Daha ne kadar soracağız?
Her gün şehit veriyoruz. Üç gün önce Hakkari’deki 11 şehidimizden sonra, dün de İstanbul’da 5 şehit verdik (Biri asker çocuğu).
Başbakan Erdoğan ise, bu konuda -başarısız olduğu her konuda yaptığı gibi- medyayı ve muhalefeti suçluyor!..
Bizler de, “yazacak ve söyleyecek ne kaldı” diye düşünüyoruz.
Bakınız birkaç örnek vermek istiyorum.
Tarih 14 Eylül 2007. O tarihte DTP’nin Batman milletvekili olan Bengi Yıldız (bugün BDP’nin yöneticisi ve milletvekili) açık ve net söylemiş:
“Bizden PKK’yı terörist ilan etmemizi istiyorlar. Biz kendimize küfrettirmeyiz, halkımıza hakaret edemeyiz. Bizim duruşumuz nettir!”

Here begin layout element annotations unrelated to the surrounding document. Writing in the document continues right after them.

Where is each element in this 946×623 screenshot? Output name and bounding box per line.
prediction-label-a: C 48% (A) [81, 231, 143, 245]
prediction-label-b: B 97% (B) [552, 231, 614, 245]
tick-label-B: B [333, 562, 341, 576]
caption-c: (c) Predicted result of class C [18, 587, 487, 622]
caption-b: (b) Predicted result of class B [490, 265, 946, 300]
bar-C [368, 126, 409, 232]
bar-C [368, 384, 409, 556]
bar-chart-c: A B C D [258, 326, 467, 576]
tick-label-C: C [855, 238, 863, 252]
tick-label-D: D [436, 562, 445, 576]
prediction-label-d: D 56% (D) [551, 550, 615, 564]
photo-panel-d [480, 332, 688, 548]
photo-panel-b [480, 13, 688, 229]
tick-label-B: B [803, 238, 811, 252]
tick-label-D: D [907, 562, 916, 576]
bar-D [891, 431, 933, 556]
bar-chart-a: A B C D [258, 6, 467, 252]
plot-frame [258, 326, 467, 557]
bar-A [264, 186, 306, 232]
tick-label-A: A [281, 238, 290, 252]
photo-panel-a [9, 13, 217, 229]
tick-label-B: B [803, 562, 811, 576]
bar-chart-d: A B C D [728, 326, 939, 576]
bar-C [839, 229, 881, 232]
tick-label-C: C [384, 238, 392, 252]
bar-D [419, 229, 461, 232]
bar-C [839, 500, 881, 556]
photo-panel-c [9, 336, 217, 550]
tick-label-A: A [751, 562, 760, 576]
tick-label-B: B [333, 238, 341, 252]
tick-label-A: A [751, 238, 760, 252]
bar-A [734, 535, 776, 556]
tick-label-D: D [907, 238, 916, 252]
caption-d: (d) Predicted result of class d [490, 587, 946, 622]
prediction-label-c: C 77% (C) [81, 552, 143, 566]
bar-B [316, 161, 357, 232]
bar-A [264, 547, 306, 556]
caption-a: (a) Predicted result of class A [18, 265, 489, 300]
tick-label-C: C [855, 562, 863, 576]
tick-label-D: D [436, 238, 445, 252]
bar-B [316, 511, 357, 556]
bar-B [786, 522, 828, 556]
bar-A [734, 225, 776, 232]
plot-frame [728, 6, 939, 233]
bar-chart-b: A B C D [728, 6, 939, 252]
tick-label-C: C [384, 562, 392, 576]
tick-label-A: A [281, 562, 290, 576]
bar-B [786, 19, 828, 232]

Aynı kişi bugün, “Çocuklarınızı askere göndermeyin” diyor. (Çünkü, dağa gönderiyorlar!..)
Tarih 25 Eylül 2007. O tarihte Kara Kuvvetleri Komutanı (KKK) olan Org. İlker Başbuğ “sert” konuşmuş:
“ABD sadece söz üretiyor. PKK’yla mücadelede artık söz değil, eylem bekliyoruz.”
Tarih 7 Ekim 2007. Şırnak’ta 13 Mehmetçiğimiz şehit ediliyor. ABD’nin Ankara Büyükelçisi Ross Wilson televizyonlara çıkarak halkı uyutucu sözler söylüyor.
Tarih 21 Şubat 2008. Yoğun kar yağışı altında 100 bin kişilik operasyon kuvvetimiz Kuzey Irak’a giriyor. ABD Savunma Bakanı Gates, “Bir iki haftada çıkın yoksa istihbarat desteğini keseriz” diyor. 8 günde çıkıyoruz. CHP Genel Başkanı Baykal, “PKK’nın tasfiyesi istenmedi, ameliyatta içerde parça kaldı” diyor.
Tarih 2008, Ekim ayının başları. Hakkari’nin Irak sınırındaki Aktütün karakoluna PKK saldırıyor, 15 şehit veriyoruz.
O tarihte soruyoruz (O yüzden şimdi söyleyecek söz kalmadı, diyoruz ya): Anlık istihbarat ne oldu?.. Kandil Dağı günlerce bombalanmıştı, ne oldu?.. Hani sınırlarımız BBG evi gibi gözetleniyordu, ne oldu?.. Hani demokratik çözüm bunları engelleyecekti?.. Vd
O tarihlerde, 10 yıl önceki (bugüne göre 12 yıl önceki) bir MGK bildirisi buluyorum. Tarih 27 Mart 1998. Milli Güvenlik Kurulu toplanmış, PKK’ya karşı kararlar almış ve şu bildiriyi yayınlamış:
“(...) Bölücü terör faaliyetlerinin yurt içinde ve dışında kontrol edilebilir bir düzeye indirildiği memnuniyetle müşahede edilmiştir.
(...) Bu başarılı sonuçların daha da ileriye götürülerek, ülkemizin her noktasında huzur ve güvenliğin kesintisiz olarak sürdürülmesi maksadıyla;
1- Bölücü terörle mücadeleye, bütün milli güç unsurlarının katılımıyla ve aynı kararlılıkla devam edilmesi,
2- Bölgedeki teşvik tedbirlerinin bir an önce halkın günlük yaşantısına yansıyacak şekilde hızlandırılması,
3- Bölücü örgütün her türlü iç ve dış desteğinin kesilmesi suretiyle yeniden taban oluşturulmasına imkan verilmemesi hususlarında görüş birliğine varılmıştır.”
Bu tarihten 4 yıl sonra 2002’de AKP iktidara gelmiş. 8 yıllık yönetim dönemlerinde, PKK ile mücadele eden, APO’yu yakalayan, sorgulayan komutanlar, generaller çeşitli bahanelerle cezaevlerine tıkılmış. Ordunun morali bozulmuş, kendisine karşı yapılan psikolojik operasyonlara cevap verememiş, bizler hep sorup yanıt alamamışız.
Lafın -yıllar önce - bittiği yerde MHP OHAL istiyor, Genelkurmay Başkanı Org. Başbuğ “gerek yok” diyor, Başbakan MHP ve basını suçluyor!..
Bizler ise, şehit cenazeleri ardından çaresizce soruyoruz:
“Peki neye gerek var?.. Her şey tamamsa, eksik nerede ve kimde?”
Başından bu yana 26 yıl geçti, daha ne kadar soracağız?